Keil enjoys her work at GE because she gets to see a project through from design to manufacture and it involves working with a new team of
people every time she begins a new project.

“With quality improvement in medical equipment, — because of the risk, and we do life support and it is a life and death situation — there is no
room for defects,” Keil emphasized. “And the risk is very high. And we are a highly regulated entity by the FDA. And I have to make sure that
we comply with the federal regulations, the standards. I do project management. In my project management from the design team, we make
new machines. A project might last 3-4 years. During the design development process, I have to make sure that all regulations, standards and
specifications are met so that when we sell this product, people are not in danger. I follow the project all the way from the concept to the
production. Each project involves new teams and different people. It’s like a new job every time you start a new project.”

Due to the high risk nature of their work and its impact on people’s lives, Keil and her team have to stay highly focused on their projects.

“We work with people for people,” Keil emphasized. “And that is the main motivator. When we do our products, we are saving your life, your
kids’ lives, and our family’s lives. And when we make it personal, that is the best motivator that we have in our teams. The other one is being
compliant, meeting the regulations. It’s doing the right thing at first so that we don’t have to spend time and resources fixing what we didn’t do
in the first place. That’s how we motivate people too, to do it right the first time. And there is a lot of engagement and daily communication that
we have to do with people. Teams are cross-functional. There is a great deal of respect for different people, different backgrounds, and different
levels of education. That’s how people remain engaged.”

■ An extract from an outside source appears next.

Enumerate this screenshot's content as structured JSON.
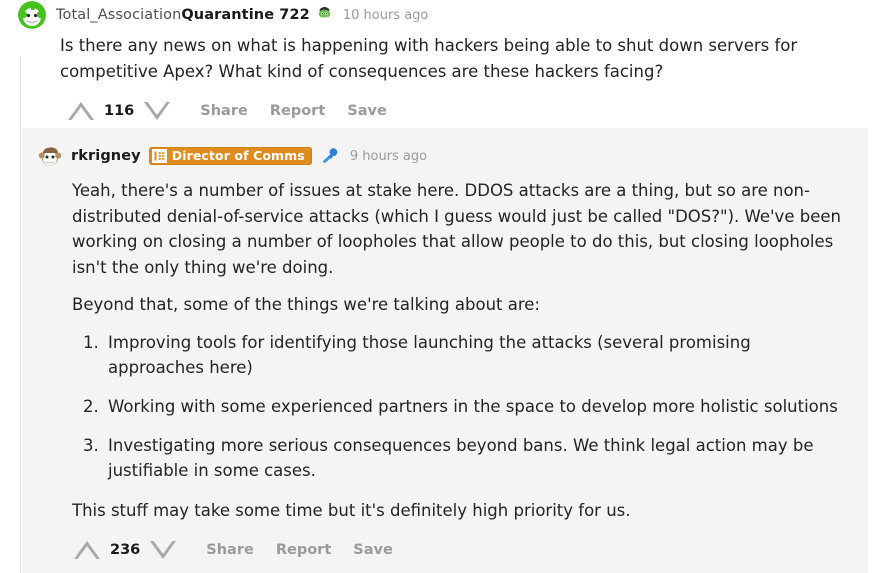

Keil is a perfect fit with the work that she does.

“I enjoy the problem-solving,” Keil said. “I think I am good at it. I am able to see the big picture. And I feel that I can see it. I can help the teams
solve problems and move on. In project management and new product development, we see that very often. And we cannot just take the
feedback and wait for others to solve it. You have to be proactive. You have to be humble, in a way. I don’t know everything, but I know who
knows what I need. I can go out and find out the people and ask them for help. People are very willing. And I know where the information is if I
don’t know it myself.”

The next time that you are at UW Hospitals & Clinics for a procedure, rest be assured that it is Sandra Keil and the folks at GE Healthcare who
have created the medical devices with loving care. They perform their work as if their lives depend on it.